Diagnosis: Global lock query revealed two UPDATE transactions in a circular wait — PID 1234 held an X lock on user and waited for order, while PID 5678 held an X lock on order and waited for user. Two prepared transactions also existed.

Resolution:

  1. Manually terminated the stuck prepared transactions.
  2. Standardised transaction order across all applications (user → order).
  3. Adjusted lock_wait_timeout to 10s and optimised thread pool settings.
  4. Repaired network latency and enabled node heartbeat detection.

Result: Lock blocks cleared, API response times returned to normal, and no new deadlocks occurred.

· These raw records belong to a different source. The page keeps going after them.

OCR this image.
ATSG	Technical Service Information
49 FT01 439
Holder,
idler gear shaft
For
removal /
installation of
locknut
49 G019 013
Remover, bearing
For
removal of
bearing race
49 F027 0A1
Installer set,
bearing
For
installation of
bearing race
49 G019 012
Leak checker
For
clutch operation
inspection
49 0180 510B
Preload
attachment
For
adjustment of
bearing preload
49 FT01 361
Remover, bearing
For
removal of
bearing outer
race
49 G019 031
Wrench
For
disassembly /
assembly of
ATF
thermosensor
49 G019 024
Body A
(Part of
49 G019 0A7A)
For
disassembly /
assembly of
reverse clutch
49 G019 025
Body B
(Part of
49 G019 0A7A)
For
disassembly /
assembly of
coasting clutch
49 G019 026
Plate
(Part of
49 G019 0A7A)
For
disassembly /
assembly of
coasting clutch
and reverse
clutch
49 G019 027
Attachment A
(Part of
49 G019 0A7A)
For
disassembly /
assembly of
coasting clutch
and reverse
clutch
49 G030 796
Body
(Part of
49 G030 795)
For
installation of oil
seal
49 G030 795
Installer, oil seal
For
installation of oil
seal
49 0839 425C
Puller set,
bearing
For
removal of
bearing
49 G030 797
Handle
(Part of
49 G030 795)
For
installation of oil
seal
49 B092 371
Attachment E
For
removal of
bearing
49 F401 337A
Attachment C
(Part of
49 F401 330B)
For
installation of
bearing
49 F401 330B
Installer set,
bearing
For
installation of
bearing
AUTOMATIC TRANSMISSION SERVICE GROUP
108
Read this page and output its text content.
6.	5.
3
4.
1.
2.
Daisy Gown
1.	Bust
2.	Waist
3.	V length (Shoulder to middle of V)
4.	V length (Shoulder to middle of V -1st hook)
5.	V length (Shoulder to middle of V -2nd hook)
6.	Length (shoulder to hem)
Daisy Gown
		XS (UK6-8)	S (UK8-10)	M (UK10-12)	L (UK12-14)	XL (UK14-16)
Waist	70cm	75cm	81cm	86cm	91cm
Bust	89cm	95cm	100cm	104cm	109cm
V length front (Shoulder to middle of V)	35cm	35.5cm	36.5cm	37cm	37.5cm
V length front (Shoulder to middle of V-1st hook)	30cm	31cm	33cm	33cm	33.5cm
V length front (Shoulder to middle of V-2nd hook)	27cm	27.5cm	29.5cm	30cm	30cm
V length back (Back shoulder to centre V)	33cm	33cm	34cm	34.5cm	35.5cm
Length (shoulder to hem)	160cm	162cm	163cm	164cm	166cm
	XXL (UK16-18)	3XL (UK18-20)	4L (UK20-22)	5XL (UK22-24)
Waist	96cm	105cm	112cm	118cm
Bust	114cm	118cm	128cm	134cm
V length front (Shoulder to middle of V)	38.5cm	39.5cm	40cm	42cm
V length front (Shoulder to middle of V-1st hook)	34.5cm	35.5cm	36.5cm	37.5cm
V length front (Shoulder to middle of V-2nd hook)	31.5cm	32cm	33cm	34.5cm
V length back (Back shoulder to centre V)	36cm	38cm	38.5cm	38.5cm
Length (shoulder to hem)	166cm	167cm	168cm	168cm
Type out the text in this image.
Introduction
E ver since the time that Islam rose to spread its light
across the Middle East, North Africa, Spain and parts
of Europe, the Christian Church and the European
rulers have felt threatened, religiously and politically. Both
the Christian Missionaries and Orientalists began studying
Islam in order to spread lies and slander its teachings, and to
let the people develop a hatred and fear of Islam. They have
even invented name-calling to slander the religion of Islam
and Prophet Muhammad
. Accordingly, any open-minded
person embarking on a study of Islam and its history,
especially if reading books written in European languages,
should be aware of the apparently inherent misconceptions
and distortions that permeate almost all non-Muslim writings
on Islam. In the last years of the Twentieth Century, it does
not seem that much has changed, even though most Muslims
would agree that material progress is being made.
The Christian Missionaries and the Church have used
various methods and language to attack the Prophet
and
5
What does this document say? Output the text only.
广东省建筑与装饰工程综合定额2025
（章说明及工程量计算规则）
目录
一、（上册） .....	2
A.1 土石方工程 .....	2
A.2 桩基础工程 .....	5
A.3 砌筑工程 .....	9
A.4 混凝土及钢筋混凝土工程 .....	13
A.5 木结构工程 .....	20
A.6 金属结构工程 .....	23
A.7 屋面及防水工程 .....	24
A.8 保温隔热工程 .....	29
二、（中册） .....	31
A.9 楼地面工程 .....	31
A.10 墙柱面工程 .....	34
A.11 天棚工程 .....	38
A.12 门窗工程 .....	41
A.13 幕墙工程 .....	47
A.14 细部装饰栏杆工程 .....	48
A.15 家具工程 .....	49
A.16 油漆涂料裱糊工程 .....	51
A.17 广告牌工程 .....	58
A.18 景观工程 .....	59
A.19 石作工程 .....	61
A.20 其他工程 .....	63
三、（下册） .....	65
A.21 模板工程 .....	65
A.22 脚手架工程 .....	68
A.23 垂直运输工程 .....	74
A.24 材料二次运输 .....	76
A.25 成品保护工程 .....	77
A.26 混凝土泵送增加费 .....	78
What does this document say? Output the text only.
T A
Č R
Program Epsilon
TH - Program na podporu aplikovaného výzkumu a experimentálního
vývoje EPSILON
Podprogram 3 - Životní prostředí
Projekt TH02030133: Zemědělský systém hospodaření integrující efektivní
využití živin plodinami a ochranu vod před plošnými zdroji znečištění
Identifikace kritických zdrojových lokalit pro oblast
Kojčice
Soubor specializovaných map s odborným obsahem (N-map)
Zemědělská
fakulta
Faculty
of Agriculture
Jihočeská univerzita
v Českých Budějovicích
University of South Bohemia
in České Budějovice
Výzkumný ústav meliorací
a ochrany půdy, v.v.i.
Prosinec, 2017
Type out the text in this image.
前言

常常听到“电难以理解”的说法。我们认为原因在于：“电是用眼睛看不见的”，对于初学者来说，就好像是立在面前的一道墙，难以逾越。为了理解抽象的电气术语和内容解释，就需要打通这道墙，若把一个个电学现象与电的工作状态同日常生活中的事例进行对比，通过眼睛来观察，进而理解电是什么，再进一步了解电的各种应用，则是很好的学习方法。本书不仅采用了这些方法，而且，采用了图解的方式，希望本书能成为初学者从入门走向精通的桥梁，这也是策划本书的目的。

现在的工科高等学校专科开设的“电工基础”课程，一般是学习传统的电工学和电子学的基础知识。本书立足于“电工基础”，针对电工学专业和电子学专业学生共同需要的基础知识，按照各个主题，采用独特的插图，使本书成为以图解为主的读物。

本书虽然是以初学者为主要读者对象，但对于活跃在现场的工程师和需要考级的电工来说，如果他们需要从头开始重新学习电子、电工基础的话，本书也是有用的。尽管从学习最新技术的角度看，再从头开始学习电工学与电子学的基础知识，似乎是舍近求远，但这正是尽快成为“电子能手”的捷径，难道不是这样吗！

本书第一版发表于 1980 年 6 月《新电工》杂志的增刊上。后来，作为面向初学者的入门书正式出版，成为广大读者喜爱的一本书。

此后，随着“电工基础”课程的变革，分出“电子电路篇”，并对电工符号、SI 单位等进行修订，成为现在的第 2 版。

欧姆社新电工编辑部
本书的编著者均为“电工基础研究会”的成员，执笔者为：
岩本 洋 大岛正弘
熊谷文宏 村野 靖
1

6. Common Pitfalls and Best Practices

  • Never blindly kill sessions; first identify the lock holder.
  • Regularly clean up long‑running prepared transactions.
  • Global deadlocks often need manual intervention.
  • Execute DDL only during maintenance windows.
  • Periodically verify index effectiveness and query plans.
  • Tune lock and thread pool parameters based on actual cluster load.

Effective lock troubleshooting in a gbase database demands a systematic approach — pinpoint the root cause, apply targeted fixes, and establish continuous monitoring to prevent recurrence. Use this guide to keep your GBASE clusters stable and responsive.